Winner of the 2010 James Beard Foundation Award for Feature Essay, Reiner expands his gripping article that first appeared in Esquire in 2009. With the spirit and edge of a seasoned sports announcer calling a fight, the author graphically depicts both the cumulative effects of two decades of living at the mercy of chronic illness and the staggering play-by-play of a recent life-threatening episode when his guts literally exploded.
This self-described “glutton in a greyhound’s body” first experienced Crohn’s disease—a crippling autoimmune disorder typically causing severe intestinal inflammation—at a young age, when gorging on a bag of dried apricots brought on an attack of diarrhea that proved the harbinger of later flare-ups as an adult, culminating in the memoir’s springboard, a small bowel obstruction that ruptured his ileum and spilled bacteria into his gut, causing mind-numbing pain and peritonitis. The resulting surgery left Reiner with an internal wound that wouldn’t heal, forcing physicians to recommend he be NPO (nil per os, or absolutely “nothing by mouth”) for three months.
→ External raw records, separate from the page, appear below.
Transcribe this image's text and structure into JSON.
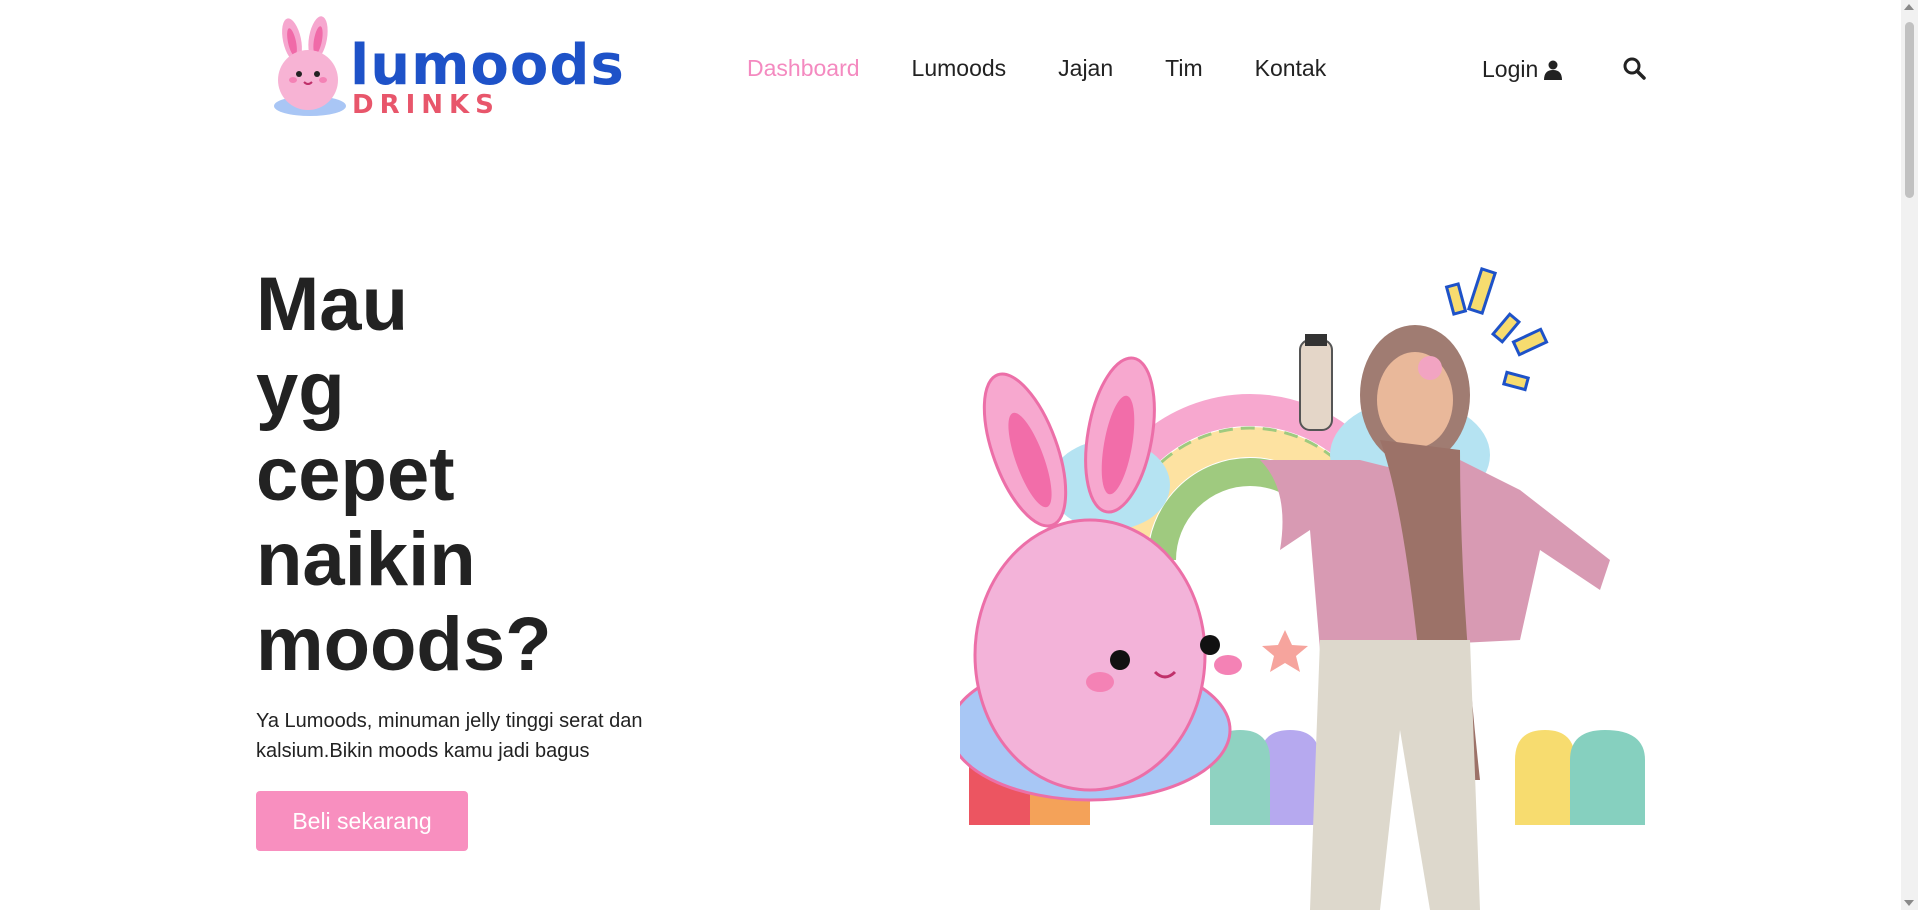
{
  "brand": {
    "name_line1": "lumoods",
    "name_line2": "DRINKS",
    "primary_color": "#1e52c8",
    "secondary_color": "#e8566b",
    "accent_color": "#f88fbf"
  },
  "nav": {
    "items": [
      {
        "label": "Dashboard",
        "active": true
      },
      {
        "label": "Lumoods",
        "active": false
      },
      {
        "label": "Jajan",
        "active": false
      },
      {
        "label": "Tim",
        "active": false
      },
      {
        "label": "Kontak",
        "active": false
      }
    ],
    "login_label": "Login",
    "login_icon": "user-icon",
    "search_icon": "search-icon"
  },
  "hero": {
    "title_lines": [
      "Mau",
      "yg",
      "cepet",
      "naikin",
      "moods?"
    ],
    "subtitle": "Ya Lumoods, minuman jelly tinggi serat dan kalsium.Bikin moods kamu jadi bagus",
    "cta_label": "Beli sekarang"
  }
}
In an age when you-are-what’s-eating-you memoirs line the shelves, Reiner’s self-pitiless account stands out for the irony of a foodie being unable to eat, the sheer magnitude of the torment endured, the courage to stare down unrelenting pain, the honest introspection into how suffering made the author insufferable and rocked his family and, above all, his refreshingly snide attitude toward his disease. Reiner’s heart-wrenching description of coveting even the smallest bit of food when he could not eat is as memorable as his behavioral observations when sick and in recovery: “After the patient’s recovery, sympathy is as welcome as genital warts. It sounds like pity, and pity is the last thing you want to hear. Pity is a reminder that you were sick, and a sorry confirmation that people still think of you as sick.”
An inspiring, incredible tale.
"An incredible, inspiring tale."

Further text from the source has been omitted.